An All-Around Good Day for the Economic Data
Aug 15, 2017
Retail Sales Finally Show Signs of Life with Stronger-Than-Expected July and Positive Previous Months’ Revisions
Retail sales in July were much stronger than expected on a stand-alone basis and even better when considering prior months’ revisions. Headline retail sales rose 0.6%, doubling estimates and marking the best month of the year. Excluding sales of autos (+1.2%) and gasoline (-0.4%), sales improved 0.5% in July (expected +0.4%) in their second biggest jump of 2017. At the core level – which excludes auto dealers, gasoline, and building materials among other things – sales rose 0.6% (expected +0.4%), the best result since March. In the details of the report, the results were mixed within categories but the overall strength was relatively broad-based. Out of the 13 categories, 10 experienced sales growth when compared with June levels. The biggest positive contributions came from the autos, online retailing, and building materials categories. Sales at gasoline stations detracted the most while sales of electronics and clothing also declined. As to the revisions, each category was revised higher for June. Headline sales in June were reported up 0.3%, down 0.2% previously. Excluding autos and gasoline, sales were up 0.3% in June, down 0.1% previously. And sales at the control group were reported up 0.1% in June, down 0.1% in the initial release. Bottom line: The retail sales data series had been extremely disappointing so far in 2017 and had created some concern of a fading consumer. July’s report topped estimates across the board, and when considering the positive previous months’ revisions, finally offers some reprieve for retail sales. Although it’s just one month of data for the third quarter, the net effect is a stronger-than-expected trajectory heading into 3Q.

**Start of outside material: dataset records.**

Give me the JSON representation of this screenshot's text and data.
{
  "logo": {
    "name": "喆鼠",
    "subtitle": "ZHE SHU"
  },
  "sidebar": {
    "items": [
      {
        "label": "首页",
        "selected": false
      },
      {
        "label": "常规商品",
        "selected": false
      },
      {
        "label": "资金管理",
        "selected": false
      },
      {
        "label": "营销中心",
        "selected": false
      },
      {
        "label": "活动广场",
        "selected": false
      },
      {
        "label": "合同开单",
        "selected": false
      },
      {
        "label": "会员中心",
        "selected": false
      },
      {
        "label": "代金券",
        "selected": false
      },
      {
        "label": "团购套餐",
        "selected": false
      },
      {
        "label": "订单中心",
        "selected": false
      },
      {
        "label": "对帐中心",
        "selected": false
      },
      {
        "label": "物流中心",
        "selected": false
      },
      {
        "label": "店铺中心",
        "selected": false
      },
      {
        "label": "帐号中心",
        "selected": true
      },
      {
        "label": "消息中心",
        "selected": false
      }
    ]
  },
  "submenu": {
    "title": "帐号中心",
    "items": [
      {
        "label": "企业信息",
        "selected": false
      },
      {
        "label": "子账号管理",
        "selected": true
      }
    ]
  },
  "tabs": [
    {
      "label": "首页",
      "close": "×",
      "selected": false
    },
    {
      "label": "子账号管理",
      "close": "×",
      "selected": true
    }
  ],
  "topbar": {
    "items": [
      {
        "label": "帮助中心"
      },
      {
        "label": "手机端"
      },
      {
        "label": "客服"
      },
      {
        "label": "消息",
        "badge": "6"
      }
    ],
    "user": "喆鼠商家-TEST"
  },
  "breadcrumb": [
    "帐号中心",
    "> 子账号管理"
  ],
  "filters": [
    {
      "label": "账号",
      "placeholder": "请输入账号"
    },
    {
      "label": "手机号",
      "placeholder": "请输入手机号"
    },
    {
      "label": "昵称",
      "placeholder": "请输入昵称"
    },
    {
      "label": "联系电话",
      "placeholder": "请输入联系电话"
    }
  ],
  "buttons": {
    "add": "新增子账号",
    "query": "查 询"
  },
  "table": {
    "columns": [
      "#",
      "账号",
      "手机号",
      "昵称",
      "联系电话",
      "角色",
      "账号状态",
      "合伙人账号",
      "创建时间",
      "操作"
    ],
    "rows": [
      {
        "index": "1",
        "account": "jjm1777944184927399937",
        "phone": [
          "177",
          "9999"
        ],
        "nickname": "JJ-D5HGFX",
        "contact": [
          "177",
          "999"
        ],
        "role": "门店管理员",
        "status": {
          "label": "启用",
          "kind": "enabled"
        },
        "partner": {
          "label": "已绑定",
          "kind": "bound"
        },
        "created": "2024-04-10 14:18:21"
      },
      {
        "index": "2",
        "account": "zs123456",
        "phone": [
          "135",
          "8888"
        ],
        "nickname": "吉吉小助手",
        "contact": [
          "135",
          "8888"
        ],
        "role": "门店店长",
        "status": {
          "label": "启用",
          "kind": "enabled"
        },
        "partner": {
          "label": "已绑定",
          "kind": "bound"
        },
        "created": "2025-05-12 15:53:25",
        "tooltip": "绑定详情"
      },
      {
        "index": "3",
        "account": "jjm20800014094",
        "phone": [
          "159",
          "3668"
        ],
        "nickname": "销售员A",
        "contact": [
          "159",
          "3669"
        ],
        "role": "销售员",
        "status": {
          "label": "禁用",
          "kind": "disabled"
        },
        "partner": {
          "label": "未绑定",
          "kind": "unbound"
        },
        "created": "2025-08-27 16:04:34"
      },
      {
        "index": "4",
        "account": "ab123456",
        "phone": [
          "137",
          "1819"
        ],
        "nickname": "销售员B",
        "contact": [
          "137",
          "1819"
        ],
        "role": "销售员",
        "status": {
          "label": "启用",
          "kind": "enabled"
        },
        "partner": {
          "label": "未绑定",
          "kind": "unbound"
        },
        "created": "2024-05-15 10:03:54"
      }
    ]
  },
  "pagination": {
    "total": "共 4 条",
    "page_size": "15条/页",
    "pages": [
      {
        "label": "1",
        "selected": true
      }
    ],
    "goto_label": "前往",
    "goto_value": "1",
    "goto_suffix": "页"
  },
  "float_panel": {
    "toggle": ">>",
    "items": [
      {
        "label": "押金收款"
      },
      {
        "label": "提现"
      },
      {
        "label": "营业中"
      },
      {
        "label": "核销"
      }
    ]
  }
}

No Let Up in the Later Data
Following the surprisingly strong retail sales and Empire State Manufacturing reports, the NAHB’s latest home builder index and the Census Bureau’s business inventories data were both stronger than expected. The home builder index rose unexpectedly in August on improvement in all three major subcomponents. The index improved from 64 in July (an eight-month low) to 68 (three-month high) in August. The real strength of the report was in the metrics tracking current sales and future sales expectations; both of which were the best since May (expectations matched their highest since June 2005). In the inventory series, business inventory growth of 0.5% MoM outpaced estimates and was the strongest monthly result since November.